Time-shifting storage scheme via electricity price arbitrage: Techno-economic optimization for carbon dioxide compression cost reduction in carbon capture, utilization and storage

Abstract

Global decarbonization policies have heightened the urgency of developing carbon capture, utilization, and storage technologies. Despite advances in capture methodologies, energy-intensive compression of captured carbon dioxide remains a critical bottleneck in reducing overall capture costs. Current optimization efforts primarily focus on internal technical improvements but overlook external operational factors, such as electricity pricing. Fluctuating electricity prices under time-of-use policies directly impact the daily operating costs of the carbon dioxide compression unit. Therefore, this study proposes a time-shifting storage scheme that exploits electricity price variations across different periods to reduce compression costs. Furthermore, the vapor compression refrigeration and organic Rankine cycles are employed to optimize energy utilization.
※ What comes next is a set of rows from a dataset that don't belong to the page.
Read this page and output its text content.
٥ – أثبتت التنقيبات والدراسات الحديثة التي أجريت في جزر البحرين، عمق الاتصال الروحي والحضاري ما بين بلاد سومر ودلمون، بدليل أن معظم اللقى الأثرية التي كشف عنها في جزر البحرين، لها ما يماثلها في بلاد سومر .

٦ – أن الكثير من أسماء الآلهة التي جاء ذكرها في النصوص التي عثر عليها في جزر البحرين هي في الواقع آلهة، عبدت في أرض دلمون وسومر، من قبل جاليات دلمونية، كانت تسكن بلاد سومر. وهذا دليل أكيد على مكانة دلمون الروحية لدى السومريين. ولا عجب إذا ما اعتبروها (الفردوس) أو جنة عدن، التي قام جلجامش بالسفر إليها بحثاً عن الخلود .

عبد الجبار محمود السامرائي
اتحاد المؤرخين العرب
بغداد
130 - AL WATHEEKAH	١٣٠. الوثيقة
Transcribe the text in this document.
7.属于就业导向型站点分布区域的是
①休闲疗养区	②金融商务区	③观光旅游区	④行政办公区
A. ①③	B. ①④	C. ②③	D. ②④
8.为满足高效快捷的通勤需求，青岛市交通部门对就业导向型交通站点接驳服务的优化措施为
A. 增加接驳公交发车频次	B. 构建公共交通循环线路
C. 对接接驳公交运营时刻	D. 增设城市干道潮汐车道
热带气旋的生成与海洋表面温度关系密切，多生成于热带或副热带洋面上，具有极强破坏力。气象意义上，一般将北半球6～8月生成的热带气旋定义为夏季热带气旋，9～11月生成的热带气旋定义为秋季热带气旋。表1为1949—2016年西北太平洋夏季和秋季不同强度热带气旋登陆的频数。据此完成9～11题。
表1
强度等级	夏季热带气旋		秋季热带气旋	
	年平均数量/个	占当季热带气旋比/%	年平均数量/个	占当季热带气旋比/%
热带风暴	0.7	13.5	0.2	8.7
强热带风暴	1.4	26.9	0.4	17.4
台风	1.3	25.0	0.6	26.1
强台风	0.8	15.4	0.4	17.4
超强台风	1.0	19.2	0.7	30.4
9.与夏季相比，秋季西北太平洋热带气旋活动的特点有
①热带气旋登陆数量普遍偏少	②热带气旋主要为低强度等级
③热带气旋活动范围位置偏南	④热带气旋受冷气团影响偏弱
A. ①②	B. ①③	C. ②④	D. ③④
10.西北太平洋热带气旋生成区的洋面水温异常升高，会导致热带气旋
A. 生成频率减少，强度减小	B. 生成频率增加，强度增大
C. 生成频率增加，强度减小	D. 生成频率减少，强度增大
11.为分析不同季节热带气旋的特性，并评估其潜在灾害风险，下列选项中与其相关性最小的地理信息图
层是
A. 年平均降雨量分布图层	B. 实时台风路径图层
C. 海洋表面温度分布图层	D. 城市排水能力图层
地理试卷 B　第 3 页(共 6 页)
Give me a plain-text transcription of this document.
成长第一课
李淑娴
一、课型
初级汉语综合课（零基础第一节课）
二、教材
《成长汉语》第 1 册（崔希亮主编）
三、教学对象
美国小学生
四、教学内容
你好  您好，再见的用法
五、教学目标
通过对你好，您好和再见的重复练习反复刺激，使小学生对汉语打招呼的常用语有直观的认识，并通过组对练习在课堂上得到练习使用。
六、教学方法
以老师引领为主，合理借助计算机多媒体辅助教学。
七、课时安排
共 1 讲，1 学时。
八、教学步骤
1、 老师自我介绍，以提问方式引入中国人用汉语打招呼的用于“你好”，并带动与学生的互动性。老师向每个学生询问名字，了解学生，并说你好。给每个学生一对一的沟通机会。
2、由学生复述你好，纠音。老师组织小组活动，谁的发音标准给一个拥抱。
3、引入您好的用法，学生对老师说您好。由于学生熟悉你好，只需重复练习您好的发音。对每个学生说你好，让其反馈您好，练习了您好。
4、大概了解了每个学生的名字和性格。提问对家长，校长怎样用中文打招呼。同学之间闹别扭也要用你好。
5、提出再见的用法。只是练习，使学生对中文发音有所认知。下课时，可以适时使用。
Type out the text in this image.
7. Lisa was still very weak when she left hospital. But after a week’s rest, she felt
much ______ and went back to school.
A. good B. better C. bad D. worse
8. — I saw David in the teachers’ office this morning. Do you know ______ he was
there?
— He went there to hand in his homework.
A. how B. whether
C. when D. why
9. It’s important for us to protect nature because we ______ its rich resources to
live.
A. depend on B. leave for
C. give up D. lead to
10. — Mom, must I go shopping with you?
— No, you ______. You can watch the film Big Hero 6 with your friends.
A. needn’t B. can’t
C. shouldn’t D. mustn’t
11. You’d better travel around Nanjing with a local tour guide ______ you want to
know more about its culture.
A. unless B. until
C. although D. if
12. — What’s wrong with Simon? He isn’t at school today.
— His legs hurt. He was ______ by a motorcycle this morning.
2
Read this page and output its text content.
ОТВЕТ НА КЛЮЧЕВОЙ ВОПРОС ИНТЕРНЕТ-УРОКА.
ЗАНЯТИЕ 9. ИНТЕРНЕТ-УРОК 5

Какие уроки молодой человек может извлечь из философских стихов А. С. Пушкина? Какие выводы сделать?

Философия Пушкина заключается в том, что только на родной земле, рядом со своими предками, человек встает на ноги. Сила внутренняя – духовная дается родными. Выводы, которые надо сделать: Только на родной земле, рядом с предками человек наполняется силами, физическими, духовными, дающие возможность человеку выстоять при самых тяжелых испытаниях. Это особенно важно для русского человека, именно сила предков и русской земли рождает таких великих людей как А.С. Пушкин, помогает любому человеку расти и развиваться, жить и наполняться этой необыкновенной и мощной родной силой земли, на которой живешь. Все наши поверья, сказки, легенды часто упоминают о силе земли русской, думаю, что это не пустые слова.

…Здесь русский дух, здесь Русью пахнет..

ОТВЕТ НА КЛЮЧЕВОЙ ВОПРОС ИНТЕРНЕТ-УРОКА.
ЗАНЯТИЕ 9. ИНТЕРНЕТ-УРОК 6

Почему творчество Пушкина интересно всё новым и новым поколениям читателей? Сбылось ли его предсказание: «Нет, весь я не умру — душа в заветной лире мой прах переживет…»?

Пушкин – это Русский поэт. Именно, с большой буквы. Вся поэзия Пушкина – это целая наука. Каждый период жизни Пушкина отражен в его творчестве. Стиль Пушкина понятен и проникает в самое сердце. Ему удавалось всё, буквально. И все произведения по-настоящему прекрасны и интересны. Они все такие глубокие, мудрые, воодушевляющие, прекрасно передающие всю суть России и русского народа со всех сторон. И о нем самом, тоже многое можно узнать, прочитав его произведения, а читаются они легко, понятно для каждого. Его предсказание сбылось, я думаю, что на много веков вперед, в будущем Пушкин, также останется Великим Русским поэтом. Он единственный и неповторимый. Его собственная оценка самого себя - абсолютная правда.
Five simulation cases are conducted. The results show that under design conditions, Case 2 (carbon dioxide is temporarily stored during peak periods) achieves a levelized cost of compression of 12.62 $/tonne, which is 20.68 % lower than conventional compression compared to Case 1 (15.91 $/tonne). Moreover, Case 3 (carbon dioxide is stored during peak and shoulder periods) demonstrates a significantly lower cost of 10.15 $/tonne, indicating a 36.02 % reduction. Integrating two thermodynamic cycles in Case 3 reduced specific energy consumption from 97.44 kWh/tonne to 92.36 kWh/tonne and 93.71 kWh/tonne. The system exergetic efficiency increased from 62.39 % to 65.55 % and 64.87 %, yielding additional cost reductions of 2.36 % and 1.81 %, respectively. In full-chain carbon capture processes where the carbon dioxide compression system accounts for 30 % of the total cost, adopting the time-shifting storage scheme (Case 3) results in a 10.80 % reduction in aggregate costs.